There is a well-established genealogy of the essay as a genre – or, we could also say, as an anti-genre – that can be traced back from Lukács to Montaigne, for example.16 The point here is not to re-trace or extend this particular topic. And the place of the essay as a form in White’s work also has been acknowledged, among others, by LaCapra, Richard Vann and Robert Doran. I would just like to add that the choice of White’s essays as the starting point for the various contributions we gather in this budding academic journal also springs from our will to insist on the need to problematize what is implied in the modes of production historians nowadays are subjected, or subject themselves, to.

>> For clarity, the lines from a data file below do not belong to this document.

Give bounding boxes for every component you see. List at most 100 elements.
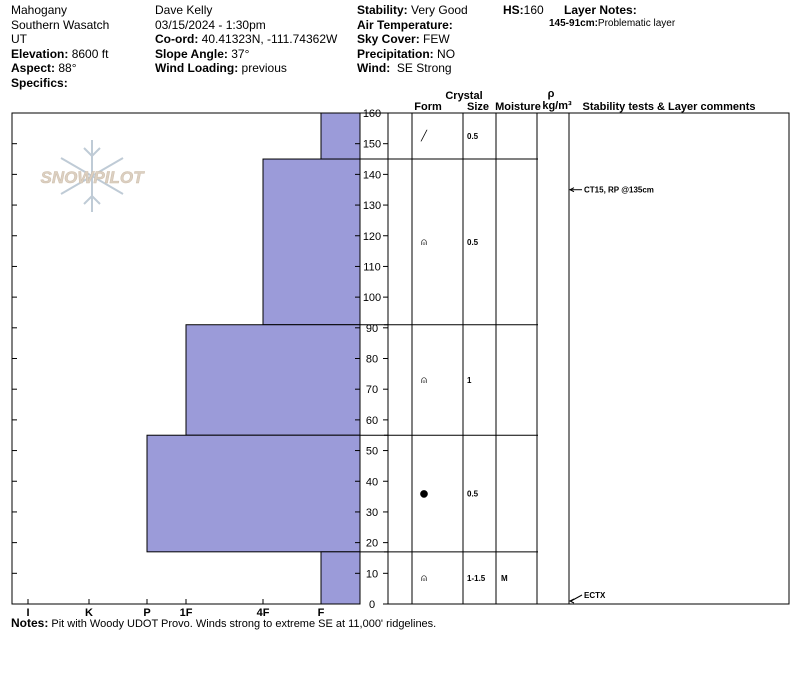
precipitation-label: Precipitation: bbox=[357, 46, 434, 61]
height-tick-label: 100 bbox=[363, 292, 381, 304]
hs-label: HS: bbox=[503, 3, 524, 17]
air-temp-row: Air Temperature: bbox=[357, 18, 468, 33]
height-tick-label: 30 bbox=[366, 507, 378, 519]
state: UT bbox=[11, 32, 27, 46]
slope-value: 37° bbox=[231, 46, 250, 61]
height-tick-label: 80 bbox=[366, 354, 378, 366]
notes-text: Pit with Woody UDOT Provo. Winds strong … bbox=[51, 618, 437, 630]
wind-label: Wind: bbox=[357, 61, 391, 75]
height-tick-label: 90 bbox=[366, 323, 378, 335]
grain-size: 1-1.5 bbox=[467, 574, 486, 583]
observer-name: Dave Kelly bbox=[155, 3, 213, 17]
test-arrowhead bbox=[568, 187, 575, 193]
moisture-header: Moisture bbox=[495, 101, 541, 113]
height-tick-label: 130 bbox=[363, 200, 381, 212]
column-headers: Crystal Form Size Moisture ρ kg/m³ Stabi… bbox=[414, 88, 755, 113]
sky-cover-row: Sky Cover: FEW bbox=[357, 32, 468, 47]
aspect-label: Aspect: bbox=[11, 61, 56, 75]
height-tick-label: 160 bbox=[363, 108, 381, 120]
specifics-label: Specifics: bbox=[11, 75, 68, 90]
snow-height: HS:160 bbox=[503, 3, 544, 18]
coordinates-row: Co-ord: 40.41323N, -111.74362W bbox=[155, 32, 337, 47]
height-tick-label: 0 bbox=[369, 599, 375, 611]
height-tick-label: 110 bbox=[363, 261, 381, 273]
header-column-conditions: Stability: Very Good Air Temperature: Sk… bbox=[357, 3, 468, 76]
wind-loading-row: Wind Loading: previous bbox=[155, 61, 337, 76]
notes-label: Notes: bbox=[11, 616, 49, 630]
layer-note-text: Problematic layer bbox=[597, 18, 676, 29]
layer-note-range: 145-91cm: bbox=[549, 18, 598, 29]
test-arrowhead bbox=[568, 598, 575, 604]
test-label: ECTX bbox=[584, 591, 606, 600]
grain-form-symbol: ╱ bbox=[420, 129, 428, 142]
wind-loading-value: previous bbox=[241, 61, 287, 75]
layer-note: 145-91cm:Problematic layer bbox=[549, 18, 675, 29]
grain-form-symbol: ⍝ bbox=[421, 573, 427, 584]
mountain-range: Southern Wasatch bbox=[11, 17, 110, 32]
watermark-text: SNOWPILOT bbox=[41, 168, 146, 187]
height-tick-label: 60 bbox=[366, 415, 378, 427]
rho-header: ρ bbox=[548, 88, 555, 100]
stability-label: Stability: bbox=[357, 3, 408, 17]
slope-row: Slope Angle: 37° bbox=[155, 47, 337, 62]
height-axis: 0 10 20 30 40 50 60 70 80 90 100 110 120 130 140 150 160 bbox=[12, 108, 388, 611]
height-tick-label: 10 bbox=[366, 568, 378, 580]
sky-cover-label: Sky Cover: bbox=[357, 32, 420, 46]
slope-label: Slope Angle: bbox=[155, 46, 228, 61]
layer-rows: ╱ 0.5 ⍝ 0.5 ⍝ 1 ● 0.5 ⍝ 1-1.5 M bbox=[360, 112, 538, 584]
air-temp-label: Air Temperature: bbox=[357, 17, 453, 32]
height-tick-label: 150 bbox=[363, 139, 381, 151]
specifics-row: Specifics: bbox=[11, 76, 109, 91]
grain-size: 1 bbox=[467, 376, 472, 385]
layer-table-frame bbox=[387, 112, 790, 605]
moisture: M bbox=[501, 574, 508, 583]
precipitation-value: NO bbox=[437, 46, 456, 61]
grain-form-symbol: ⍝ bbox=[421, 375, 427, 386]
hardness-tick-label: P bbox=[143, 607, 150, 619]
height-tick-label: 140 bbox=[363, 169, 381, 181]
header-column-location: Mahogany Southern Wasatch UT Elevation: … bbox=[11, 3, 109, 90]
comments-header: Stability tests & Layer comments bbox=[582, 101, 755, 113]
elevation-label: Elevation: bbox=[11, 46, 69, 61]
grain-size: 0.5 bbox=[467, 490, 479, 499]
wind-row: Wind: SE Strong bbox=[357, 61, 468, 76]
hardness-bar bbox=[262, 158, 361, 326]
grain-form-symbol: ● bbox=[420, 489, 429, 500]
crystal-header: Crystal bbox=[445, 90, 482, 102]
hardness-bars bbox=[146, 112, 361, 605]
hardness-axis: I K P 1F 4F F bbox=[26, 599, 325, 619]
hardness-tick-label: K bbox=[85, 607, 93, 619]
size-header: Size bbox=[467, 101, 489, 113]
grain-form-symbol: ⍝ bbox=[421, 237, 427, 248]
location-name: Mahogany bbox=[11, 3, 68, 17]
aspect-value: 88° bbox=[58, 61, 77, 75]
form-header: Form bbox=[414, 101, 442, 113]
elevation-row: Elevation: 8600 ft bbox=[11, 47, 109, 62]
header-column-observer: Dave Kelly 03/15/2024 - 1:30pm Co-ord: 4… bbox=[155, 3, 337, 76]
stability-row: Stability: Very Good bbox=[357, 3, 468, 18]
precipitation-row: Precipitation: NO bbox=[357, 47, 468, 62]
notes: Notes: Pit with Woody UDOT Provo. Winds … bbox=[11, 616, 436, 630]
hardness-tick-label: I bbox=[26, 607, 29, 619]
observation-datetime: 03/15/2024 - 1:30pm bbox=[155, 17, 266, 32]
height-tick-label: 70 bbox=[366, 384, 378, 396]
coord-value: 40.41323N, -111.74362W bbox=[201, 32, 338, 46]
sky-cover-value: FEW bbox=[423, 32, 450, 46]
density-header: kg/m³ bbox=[542, 100, 572, 112]
hardness-bar bbox=[185, 324, 361, 436]
height-tick-label: 120 bbox=[363, 231, 381, 243]
coord-label: Co-ord: bbox=[155, 32, 199, 46]
hardness-bar bbox=[146, 434, 361, 553]
snowflake-icon bbox=[60, 140, 124, 212]
elevation-value: 8600 ft bbox=[71, 46, 109, 61]
test-label: CT15, RP @135cm bbox=[584, 186, 654, 195]
snowpilot-watermark: SNOWPILOT bbox=[40, 140, 146, 212]
layer-notes-title: Layer Notes: bbox=[564, 3, 637, 17]
stability-tests: CT15, RP @135cm ECTX bbox=[568, 186, 654, 604]
hardness-tick-label: 4F bbox=[257, 607, 270, 619]
stability-value: Very Good bbox=[411, 3, 468, 17]
height-tick-label: 50 bbox=[366, 446, 378, 458]
aspect-row: Aspect: 88° bbox=[11, 61, 109, 76]
hardness-tick-label: F bbox=[318, 607, 325, 619]
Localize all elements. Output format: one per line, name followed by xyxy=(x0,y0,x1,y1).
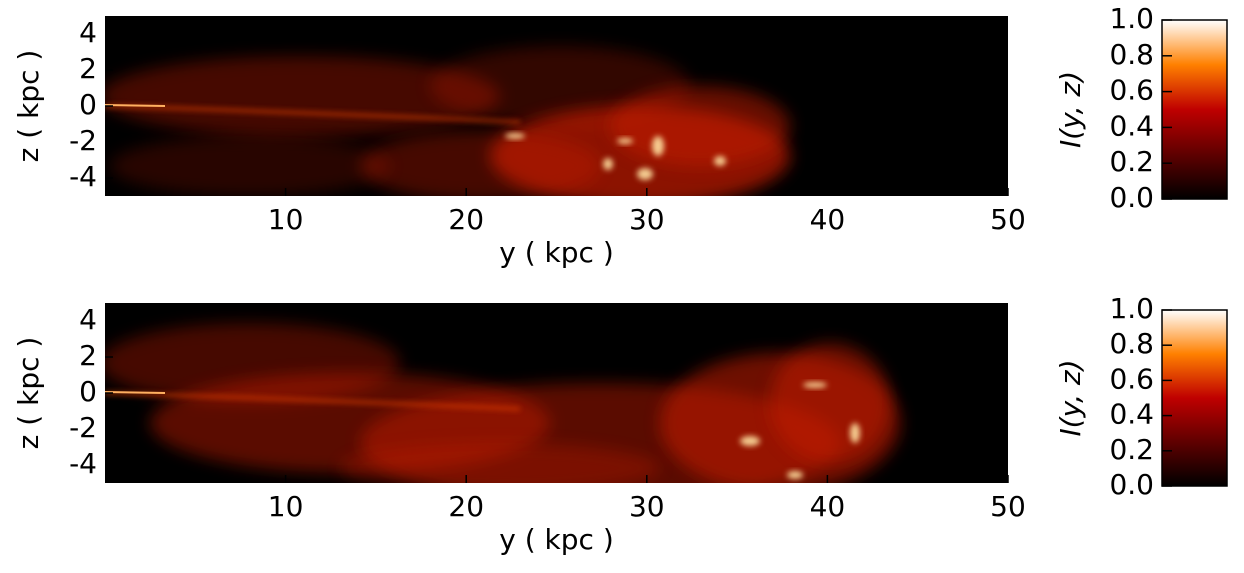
colorbar-tick-label: 0.2 xyxy=(1109,145,1154,178)
y-tick-label: -2 xyxy=(69,411,97,444)
colorbar-tick-label: 0.0 xyxy=(1109,468,1154,501)
x-tick-label: 40 xyxy=(810,203,846,236)
emission-hotspot xyxy=(787,471,803,479)
colorbar-tick-label: 1.0 xyxy=(1109,2,1154,35)
x-tick-label: 10 xyxy=(268,203,304,236)
emission-hotspot xyxy=(652,136,664,156)
y-tick-label: 2 xyxy=(79,52,97,85)
jet-filament xyxy=(105,104,521,124)
y-tick-label: 0 xyxy=(79,375,97,408)
colorbar-label: I(y, z) xyxy=(1054,71,1087,148)
y-tick-label: -4 xyxy=(69,160,97,193)
emission-hotspot xyxy=(850,423,860,443)
x-tick-label: 20 xyxy=(448,490,484,523)
y-axis-label: z ( kpc ) xyxy=(12,337,45,450)
emission-hotspot xyxy=(714,156,726,166)
y-tick-label: 0 xyxy=(79,88,97,121)
emission-cloud xyxy=(110,136,390,196)
emission xyxy=(105,323,900,483)
x-axis-label: y ( kpc ) xyxy=(499,236,614,269)
x-tick-label: 50 xyxy=(990,203,1026,236)
colorbar-tick-label: 0.8 xyxy=(1109,38,1154,71)
y-axis-label: z ( kpc ) xyxy=(12,50,45,163)
jet-filament xyxy=(105,391,521,411)
emission xyxy=(105,46,790,196)
x-tick-label: 40 xyxy=(810,490,846,523)
emission-hotspot xyxy=(803,382,827,388)
emission-hotspot xyxy=(505,133,525,139)
colorbar-tick-label: 0.0 xyxy=(1109,181,1154,214)
x-tick-label: 30 xyxy=(629,490,665,523)
image-panel xyxy=(105,303,1008,483)
emission-cloud xyxy=(610,86,790,166)
colorbar xyxy=(1161,309,1228,487)
colorbar-tick-label: 0.8 xyxy=(1109,327,1154,360)
emission-hotspot xyxy=(617,138,633,144)
y-tick-label: 2 xyxy=(79,339,97,372)
colorbar-tick-label: 1.0 xyxy=(1109,292,1154,325)
emission-hotspot xyxy=(740,436,760,446)
emission-cloud xyxy=(770,343,890,463)
jet-core xyxy=(105,104,166,107)
x-tick-label: 50 xyxy=(990,490,1026,523)
y-tick-label: -4 xyxy=(69,447,97,480)
colorbar xyxy=(1161,19,1228,200)
x-tick-label: 30 xyxy=(629,203,665,236)
jet-core xyxy=(105,391,166,394)
y-tick-label: -2 xyxy=(69,124,97,157)
colorbar-tick-label: 0.2 xyxy=(1109,433,1154,466)
x-tick-label: 10 xyxy=(268,490,304,523)
colorbar-tick-label: 0.6 xyxy=(1109,74,1154,107)
x-tick-label: 20 xyxy=(448,203,484,236)
image-panel xyxy=(105,16,1008,196)
y-tick-label: 4 xyxy=(79,303,97,336)
colorbar-tick-label: 0.4 xyxy=(1109,398,1154,431)
colorbar-tick-label: 0.6 xyxy=(1109,362,1154,395)
y-tick-label: 4 xyxy=(79,16,97,49)
emission-hotspot xyxy=(603,158,613,170)
emission-hotspot xyxy=(637,168,653,180)
x-axis-label: y ( kpc ) xyxy=(499,523,614,556)
colorbar-tick-label: 0.4 xyxy=(1109,109,1154,142)
colorbar-label: I(y, z) xyxy=(1054,360,1087,437)
emission-cloud xyxy=(340,443,660,483)
emission-cloud xyxy=(360,131,600,196)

Some of the conceptions of the discipline of History and of historical time itself that we have attributed to White in the previous paragraphs seem to fit uneasily with the conventions of writing and academic publishing that currently prevail within social sciences and humanities. Those conceptions rather bring to our mind a text of T. W. Adorno originally published in German in 1958, in which he exalts the untimely nature of the essay. It is with Adorno’s words in «The essay as form» that we conclude: «The usual reproach against the essay, that it is fragmentary and random, itself assumes the giveness of totality and thereby the identity of subject and object, and it suggests that man is in control of totality. But the desire of the essay is not to seek and filter the eternal out of the transitory; it wants, rather, to make the transitory eternal. Its weakness testifies to the non-identity that it has to express, as well as to that excess of intention over its object, and thereby it points to that utopia which is blocked out by the classification of the world into the eternal and the transitory. In the emphatic essay, thought gets rid of the traditional idea of truth.»